La vie des Lérots, comme nous l'avons vu plus haut, étant essentiellement nocturne, Lili en vint à prolonger ses veillées lecture jusqu'à une heure tardive. En vain! Car Léonard ne revint pas d'une semaine, quelques tentants que fussent les derniers caramels sur l'étagère.
La famille Lérot n'en avait pas fui pour autant puisqu'on entendait la nuit des courses poursuites et des cris chuintés au grenier.
Comme les sureaux avaient mûri, et que l' encyclopédie consultée lui avait révélé que les Lérots en étaient friands, elle se dit, un peu dépitée tout de même, que Léonard avait trouvé mieux ailleurs.
Léonard en effet adorait les fruits, mais pas forcément ceux que dame nature lui offrait.
Dans l'ancienne bergerie qui faisait face à la maison et dans laquelle les voûtes de pierres maintenaient une fraîcheur constante, Lili avait aménagé une réserve importante de fruits, légumes et lait, car les commerçants ambulants ne passaient qu'une fois la semaine.

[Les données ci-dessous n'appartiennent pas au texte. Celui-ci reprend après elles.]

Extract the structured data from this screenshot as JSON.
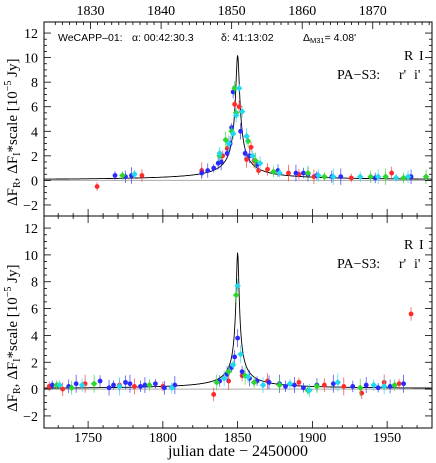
{
  "chart_data": [
    {
      "type": "scatter",
      "panel": "top",
      "annotation": {
        "source": "WeCAPP–01:",
        "alpha": "α: 00:42:30.3",
        "delta": "δ: 41:13:02",
        "dist_prefix": "Δ",
        "dist_sub": "M31",
        "dist_value": "= 4.08'"
      },
      "legend": {
        "row1": [
          {
            "text": "R",
            "color": "#ff2a2a"
          },
          {
            "text": "I",
            "color": "#2a2aff"
          }
        ],
        "row2_prefix": "PA−S3:",
        "row2": [
          {
            "text": "r'",
            "color": "#2dd62d"
          },
          {
            "text": "i'",
            "color": "#22d8ee"
          }
        ]
      },
      "xlabel": "",
      "top_axis_ticks": [
        "1830",
        "1840",
        "1850",
        "1860",
        "1870"
      ],
      "top_axis_range": [
        1823.4,
        1878.4
      ],
      "x_range": [
        1720.5,
        1980.0
      ],
      "ylim": [
        -2.9,
        12.9
      ],
      "yticks": [
        "−2",
        "0",
        "2",
        "4",
        "6",
        "8",
        "10",
        "12"
      ],
      "model_curve": {
        "t0": 1850.0,
        "peak": 10.2,
        "tE": 0.13,
        "baseline": 0.0
      },
      "series": [
        {
          "name": "R",
          "color": "#ff2a2a",
          "x": [
            1756,
            1786,
            1826,
            1840,
            1843,
            1848,
            1851,
            1856,
            1859,
            1861,
            1864,
            1870,
            1884,
            1891,
            1901,
            1926,
            1953
          ],
          "y": [
            -0.5,
            0.4,
            0.8,
            2.0,
            2.6,
            6.2,
            6.0,
            1.7,
            2.7,
            1.6,
            0.8,
            0.9,
            0.6,
            0.5,
            0.3,
            0.2,
            0.6
          ]
        },
        {
          "name": "I",
          "color": "#2a2aff",
          "x": [
            1768,
            1775,
            1779,
            1826,
            1830,
            1834,
            1837,
            1839,
            1843,
            1845,
            1846,
            1847,
            1852,
            1855,
            1858,
            1863,
            1877,
            1889,
            1894,
            1897,
            1903,
            1913,
            1919,
            1942,
            1966
          ],
          "y": [
            0.4,
            0.3,
            0.4,
            0.6,
            0.8,
            1.0,
            1.4,
            1.5,
            2.2,
            3.0,
            4.3,
            7.2,
            4.0,
            2.2,
            2.0,
            1.3,
            0.8,
            0.6,
            0.6,
            0.5,
            0.4,
            0.3,
            0.3,
            0.2,
            0.3
          ]
        },
        {
          "name": "r'",
          "color": "#2dd62d",
          "x": [
            1773,
            1838,
            1842,
            1846,
            1848,
            1849,
            1857,
            1862,
            1874,
            1897,
            1908,
            1939,
            1949,
            1961,
            1976
          ],
          "y": [
            0.4,
            2.0,
            3.3,
            4.0,
            7.5,
            5.5,
            3.2,
            1.6,
            0.7,
            0.6,
            0.3,
            0.3,
            0.3,
            0.2,
            0.3
          ]
        },
        {
          "name": "i'",
          "color": "#22d8ee",
          "x": [
            1781,
            1838,
            1844,
            1847,
            1849,
            1851,
            1853,
            1856,
            1860,
            1865,
            1878,
            1904,
            1914,
            1932,
            1944,
            1956,
            1964
          ],
          "y": [
            0.5,
            2.2,
            3.0,
            3.8,
            5.3,
            7.5,
            5.6,
            3.6,
            2.0,
            1.4,
            0.6,
            0.4,
            0.3,
            0.3,
            0.3,
            0.2,
            0.3
          ]
        }
      ]
    },
    {
      "type": "scatter",
      "panel": "bottom",
      "legend": {
        "row1": [
          {
            "text": "R",
            "color": "#ff2a2a"
          },
          {
            "text": "I",
            "color": "#2a2aff"
          }
        ],
        "row2_prefix": "PA−S3:",
        "row2": [
          {
            "text": "r'",
            "color": "#2dd62d"
          },
          {
            "text": "i'",
            "color": "#22d8ee"
          }
        ]
      },
      "xlabel": "julian date − 2450000",
      "x_range": [
        1720.5,
        1980.0
      ],
      "xticks": [
        "1750",
        "1800",
        "1850",
        "1900",
        "1950"
      ],
      "ylim": [
        -2.9,
        12.9
      ],
      "yticks": [
        "−2",
        "0",
        "2",
        "4",
        "6",
        "8",
        "10",
        "12"
      ],
      "model_curve": {
        "t0": 1850.0,
        "peak": 10.2,
        "tE": 0.13,
        "baseline": 0.0
      },
      "series": [
        {
          "name": "R",
          "color": "#ff2a2a",
          "x": [
            1724,
            1733,
            1748,
            1771,
            1781,
            1800,
            1834,
            1844,
            1853,
            1870,
            1891,
            1908,
            1921,
            1933,
            1948,
            1958,
            1966
          ],
          "y": [
            0.2,
            0.0,
            0.4,
            0.3,
            0.2,
            0.2,
            -0.4,
            0.6,
            1.0,
            0.6,
            0.5,
            0.3,
            0.2,
            -0.3,
            0.5,
            0.4,
            5.6
          ]
        },
        {
          "name": "I",
          "color": "#2a2aff",
          "x": [
            1726,
            1737,
            1742,
            1758,
            1764,
            1767,
            1775,
            1778,
            1785,
            1788,
            1795,
            1801,
            1808,
            1838,
            1843,
            1846,
            1848,
            1850,
            1853,
            1858,
            1863,
            1871,
            1878,
            1882,
            1888,
            1894,
            1903,
            1914,
            1927,
            1936,
            1944,
            1952,
            1961
          ],
          "y": [
            0.3,
            0.2,
            0.4,
            0.6,
            0.1,
            0.3,
            0.5,
            0.4,
            0.2,
            0.3,
            0.4,
            0.1,
            0.3,
            0.6,
            1.1,
            1.6,
            2.4,
            3.8,
            1.3,
            0.8,
            0.6,
            0.5,
            0.4,
            0.2,
            0.3,
            0.1,
            0.3,
            0.4,
            0.2,
            0.3,
            0.1,
            0.2,
            0.4
          ]
        },
        {
          "name": "r'",
          "color": "#2dd62d",
          "x": [
            1729,
            1739,
            1754,
            1791,
            1836,
            1844,
            1849,
            1855,
            1861,
            1878,
            1897,
            1903,
            1932,
            1955
          ],
          "y": [
            0.3,
            0.1,
            0.4,
            0.3,
            0.5,
            1.3,
            7.0,
            1.0,
            0.5,
            0.3,
            -0.1,
            0.2,
            0.1,
            0.3
          ]
        },
        {
          "name": "i'",
          "color": "#22d8ee",
          "x": [
            1731,
            1746,
            1771,
            1806,
            1841,
            1847,
            1850,
            1852,
            1857,
            1867,
            1885,
            1898,
            1917,
            1941,
            1948
          ],
          "y": [
            0.3,
            0.3,
            0.2,
            0.1,
            0.8,
            1.8,
            7.7,
            2.6,
            0.9,
            0.3,
            0.4,
            -0.1,
            0.5,
            0.3,
            0.2
          ]
        }
      ]
    }
  ],
  "shared_ylabel_parts": {
    "a": "ΔF",
    "a_sub": "R",
    "b": ", ΔF",
    "b_sub": "I",
    "c": "*scale [10",
    "c_sup": "−5",
    "d": " Jy]"
  }
}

C'est là même que se rendait toutes les nuits notre Léonard, y faisant festin et ravages: car, loin de se contenter de ne goûter qu'à quelques fruits, il les entamait tous ,et, après avoir fait un trou de ses incisives acérées, dans les capsules des bouteilles de lait buvait dans chaque.
Lili mit quelques jours avant de constater le désastre.

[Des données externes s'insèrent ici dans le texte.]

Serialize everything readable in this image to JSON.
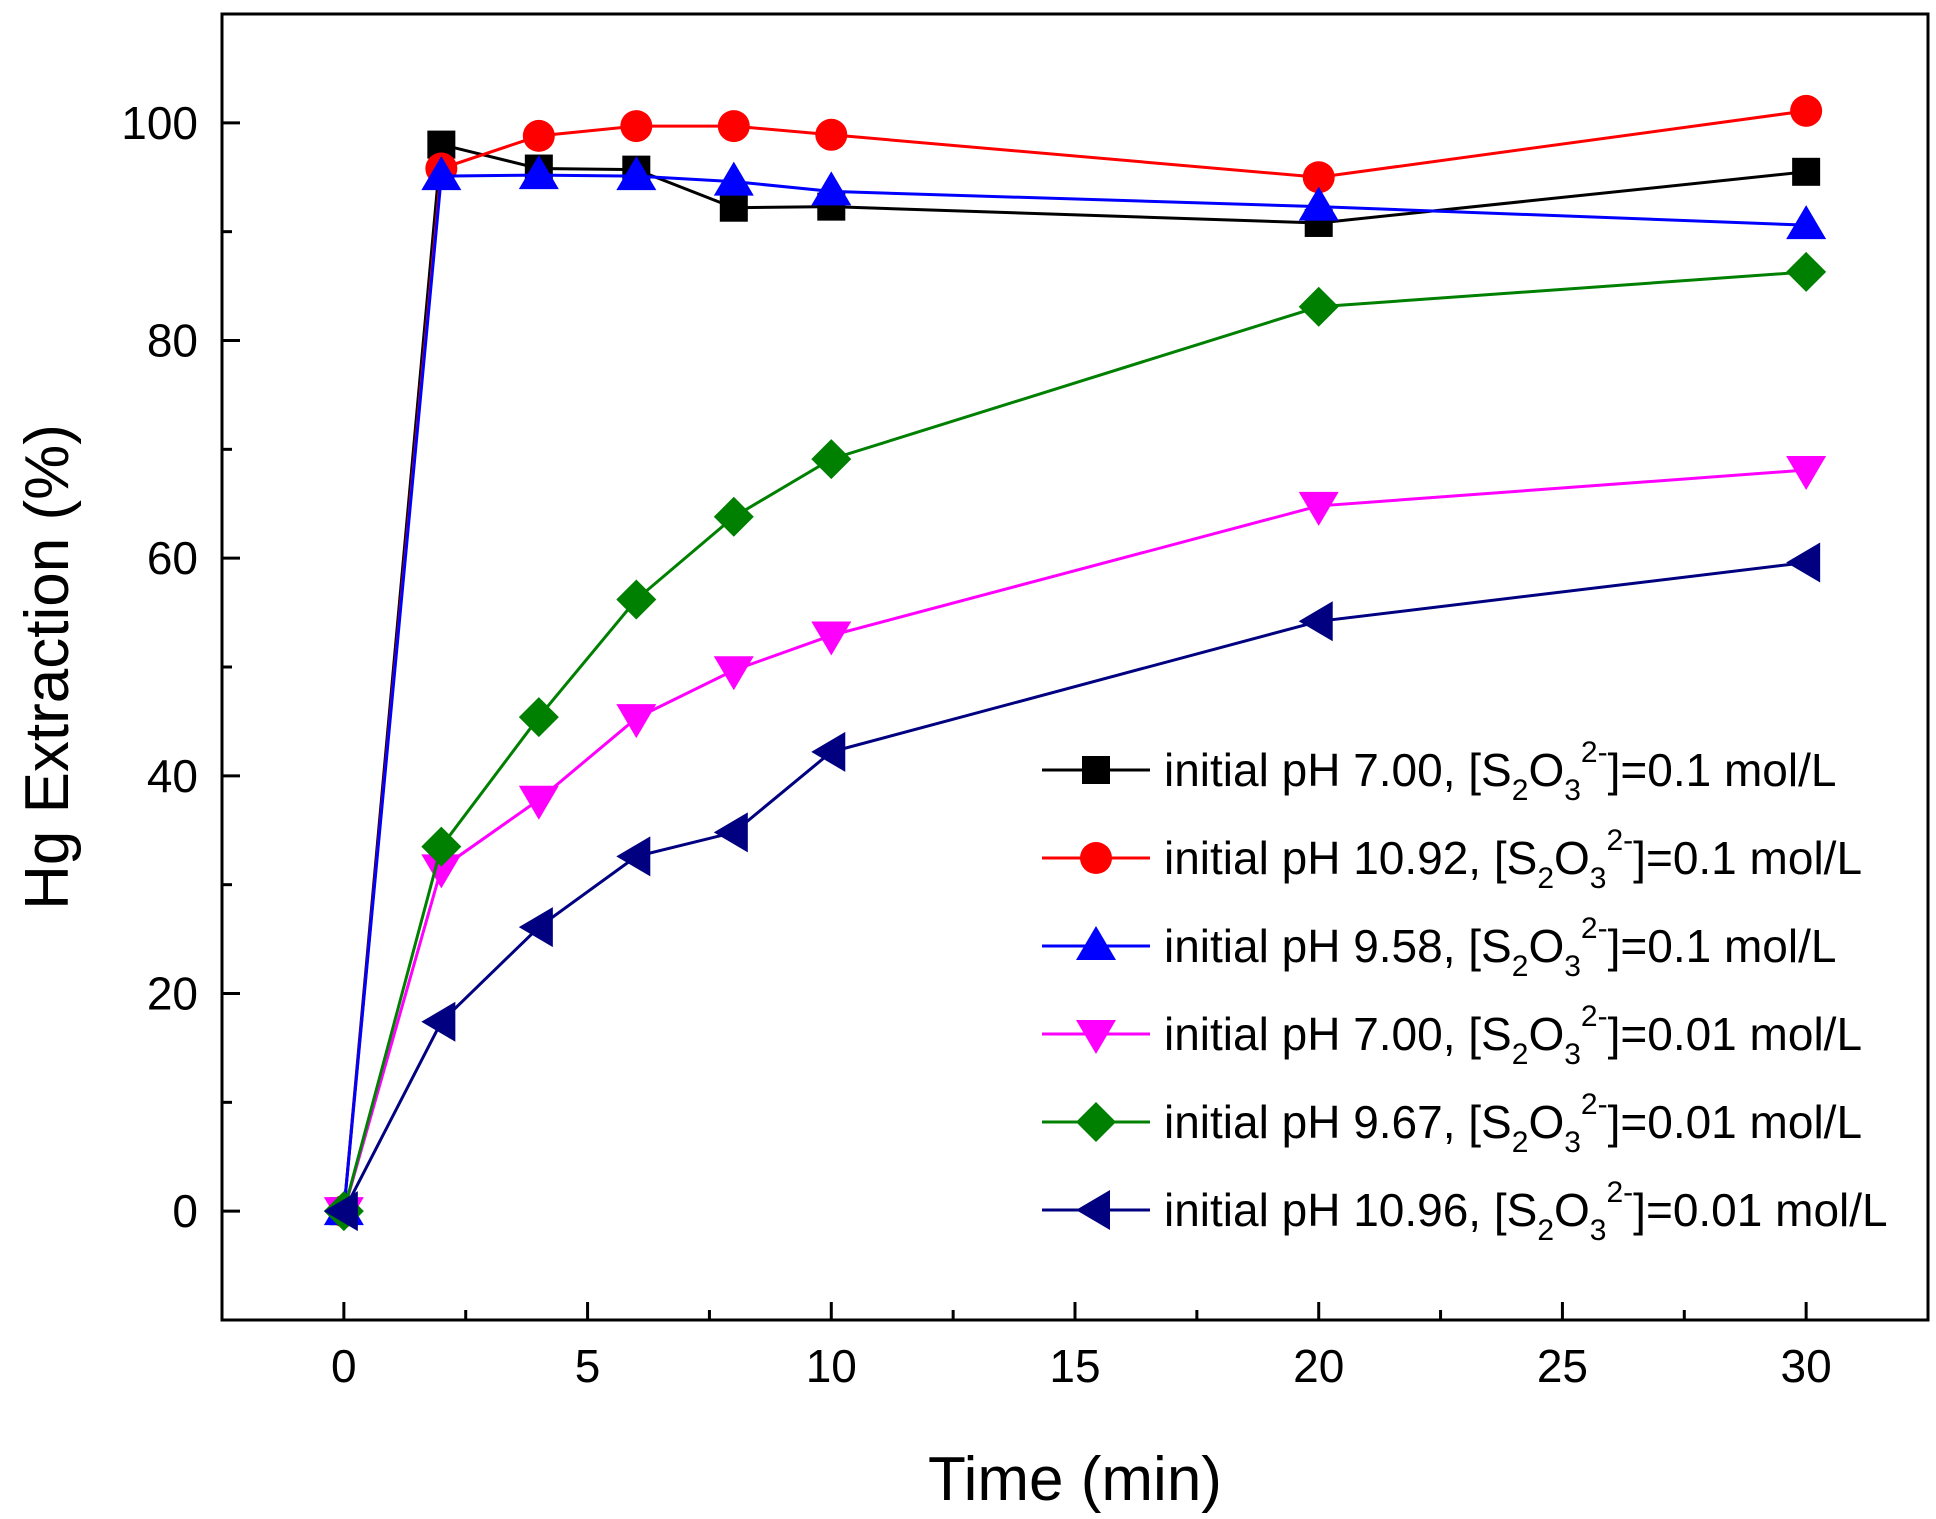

- Julien! Julien! Viens voir! Quel gâchis! Quel pillage! Les fruits, le lait! Tout est bon à jeter! Qui a pu faire une chose pareille?
- Tes amis les lérots, pardi!
- Ce n'est pas possible, je les entendais courir au grenier!
- Tous?
- Ben…
- Même ton ami Léonard?
- Léonard ne m'aurait jamais fait cela, j'étais sur le point de l'apprivoiser!

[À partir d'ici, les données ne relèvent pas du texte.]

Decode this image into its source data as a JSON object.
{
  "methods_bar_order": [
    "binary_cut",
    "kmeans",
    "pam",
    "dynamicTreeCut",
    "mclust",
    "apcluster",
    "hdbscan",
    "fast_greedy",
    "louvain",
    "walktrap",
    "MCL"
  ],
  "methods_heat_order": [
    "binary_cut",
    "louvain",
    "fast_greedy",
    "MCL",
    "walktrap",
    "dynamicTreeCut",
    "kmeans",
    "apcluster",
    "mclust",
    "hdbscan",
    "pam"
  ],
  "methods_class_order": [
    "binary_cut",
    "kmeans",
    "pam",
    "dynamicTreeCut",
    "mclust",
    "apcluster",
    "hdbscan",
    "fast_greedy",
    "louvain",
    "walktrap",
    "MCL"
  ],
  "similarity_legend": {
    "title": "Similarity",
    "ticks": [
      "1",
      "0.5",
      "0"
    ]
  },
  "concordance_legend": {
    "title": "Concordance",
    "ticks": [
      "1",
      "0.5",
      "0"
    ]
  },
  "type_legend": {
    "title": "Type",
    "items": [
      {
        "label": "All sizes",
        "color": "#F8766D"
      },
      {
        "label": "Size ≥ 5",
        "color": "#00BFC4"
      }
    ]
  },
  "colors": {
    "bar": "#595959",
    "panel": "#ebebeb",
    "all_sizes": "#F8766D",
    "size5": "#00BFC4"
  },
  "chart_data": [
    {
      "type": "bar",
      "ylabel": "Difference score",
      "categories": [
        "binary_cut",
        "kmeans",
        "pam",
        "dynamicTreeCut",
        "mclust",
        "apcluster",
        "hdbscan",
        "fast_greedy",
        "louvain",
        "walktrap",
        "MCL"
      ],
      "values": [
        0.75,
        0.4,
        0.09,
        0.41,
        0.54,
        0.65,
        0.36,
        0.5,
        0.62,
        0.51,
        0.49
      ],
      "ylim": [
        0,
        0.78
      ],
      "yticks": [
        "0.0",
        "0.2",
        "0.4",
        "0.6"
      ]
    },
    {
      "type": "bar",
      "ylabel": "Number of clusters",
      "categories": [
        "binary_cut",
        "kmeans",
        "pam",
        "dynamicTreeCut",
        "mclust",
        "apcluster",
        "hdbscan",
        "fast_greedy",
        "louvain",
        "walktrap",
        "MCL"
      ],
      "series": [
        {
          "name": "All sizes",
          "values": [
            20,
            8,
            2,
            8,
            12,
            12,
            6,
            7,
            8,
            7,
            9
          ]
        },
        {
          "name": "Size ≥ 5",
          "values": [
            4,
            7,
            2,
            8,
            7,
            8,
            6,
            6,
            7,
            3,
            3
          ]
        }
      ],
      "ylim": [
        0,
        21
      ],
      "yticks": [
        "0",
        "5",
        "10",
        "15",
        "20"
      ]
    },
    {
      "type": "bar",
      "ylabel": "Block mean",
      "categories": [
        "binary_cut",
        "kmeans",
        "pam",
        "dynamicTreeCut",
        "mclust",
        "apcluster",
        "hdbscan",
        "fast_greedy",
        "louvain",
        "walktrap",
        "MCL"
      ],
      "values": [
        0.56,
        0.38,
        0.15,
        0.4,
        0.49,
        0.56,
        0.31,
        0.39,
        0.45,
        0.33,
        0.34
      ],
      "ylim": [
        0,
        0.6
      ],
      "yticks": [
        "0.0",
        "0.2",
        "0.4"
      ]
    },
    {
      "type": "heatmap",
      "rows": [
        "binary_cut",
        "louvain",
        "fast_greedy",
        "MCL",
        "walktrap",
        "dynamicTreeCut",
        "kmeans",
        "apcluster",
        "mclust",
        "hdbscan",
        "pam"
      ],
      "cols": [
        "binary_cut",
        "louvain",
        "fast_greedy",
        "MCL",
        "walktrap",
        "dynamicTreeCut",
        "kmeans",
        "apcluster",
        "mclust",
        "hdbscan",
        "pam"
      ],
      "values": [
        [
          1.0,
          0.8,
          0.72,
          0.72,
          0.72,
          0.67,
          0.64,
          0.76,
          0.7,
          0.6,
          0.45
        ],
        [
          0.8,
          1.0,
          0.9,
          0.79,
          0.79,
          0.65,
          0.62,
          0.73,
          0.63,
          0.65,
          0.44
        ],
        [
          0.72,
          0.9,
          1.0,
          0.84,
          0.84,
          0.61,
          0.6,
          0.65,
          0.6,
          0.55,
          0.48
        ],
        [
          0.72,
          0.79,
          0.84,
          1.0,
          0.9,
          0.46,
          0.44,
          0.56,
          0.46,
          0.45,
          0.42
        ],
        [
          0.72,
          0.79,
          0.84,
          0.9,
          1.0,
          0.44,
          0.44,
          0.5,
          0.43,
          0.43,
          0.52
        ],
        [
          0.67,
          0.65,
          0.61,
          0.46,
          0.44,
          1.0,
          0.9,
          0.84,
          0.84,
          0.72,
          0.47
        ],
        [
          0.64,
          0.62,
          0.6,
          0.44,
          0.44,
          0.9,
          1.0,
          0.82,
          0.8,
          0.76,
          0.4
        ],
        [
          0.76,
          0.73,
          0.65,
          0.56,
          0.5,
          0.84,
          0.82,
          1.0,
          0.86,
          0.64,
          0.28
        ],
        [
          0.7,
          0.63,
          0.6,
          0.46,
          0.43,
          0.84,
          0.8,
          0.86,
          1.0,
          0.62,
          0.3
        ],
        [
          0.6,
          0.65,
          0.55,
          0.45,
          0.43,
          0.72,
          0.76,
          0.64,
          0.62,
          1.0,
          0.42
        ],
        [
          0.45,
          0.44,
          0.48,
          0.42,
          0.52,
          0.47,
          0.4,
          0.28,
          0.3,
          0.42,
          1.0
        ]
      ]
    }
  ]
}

- Tu crois cela! Eh bien, je vais te prouver le contraire.
Et sur ces mystérieuses paroles, Julien s'en fut dans son atelier, abandonnant une Lili toute perplexe.
Julien passa l'après midi enfermé dans son domaine réclamant qu'on ne le dérange point.
Le repas du soir le vit arriver porteur d'une curieuse boîte peinte en vert.
- Qu'est-ce que c'est que ça? Interrogea Lili.
- Ca? C'est la fin de tes interrogations: un piège à lérot autrement dit un piège à Léonard.
- Mais tu ne veux pas tuer cette petite bête tout de même?
- Bien sûr que non, ce piège est destiné à l'attraper seulement, et te prouver ainsi que Léonard est bien le coupable.
Alors Julien se mit à expliquer le fonctionnement de la mystérieuse boîte.
De fait il s'agissait d'une banale boîte à biscuits que l'astucieux bricoleur avait peinte en vert et sur laquelle il avait dessiné des fruits appétissants . Elle reposait, ouverture vers le bas, sur un socle sur lequel trônait la pêche la plus odorante et juteuse du cageot.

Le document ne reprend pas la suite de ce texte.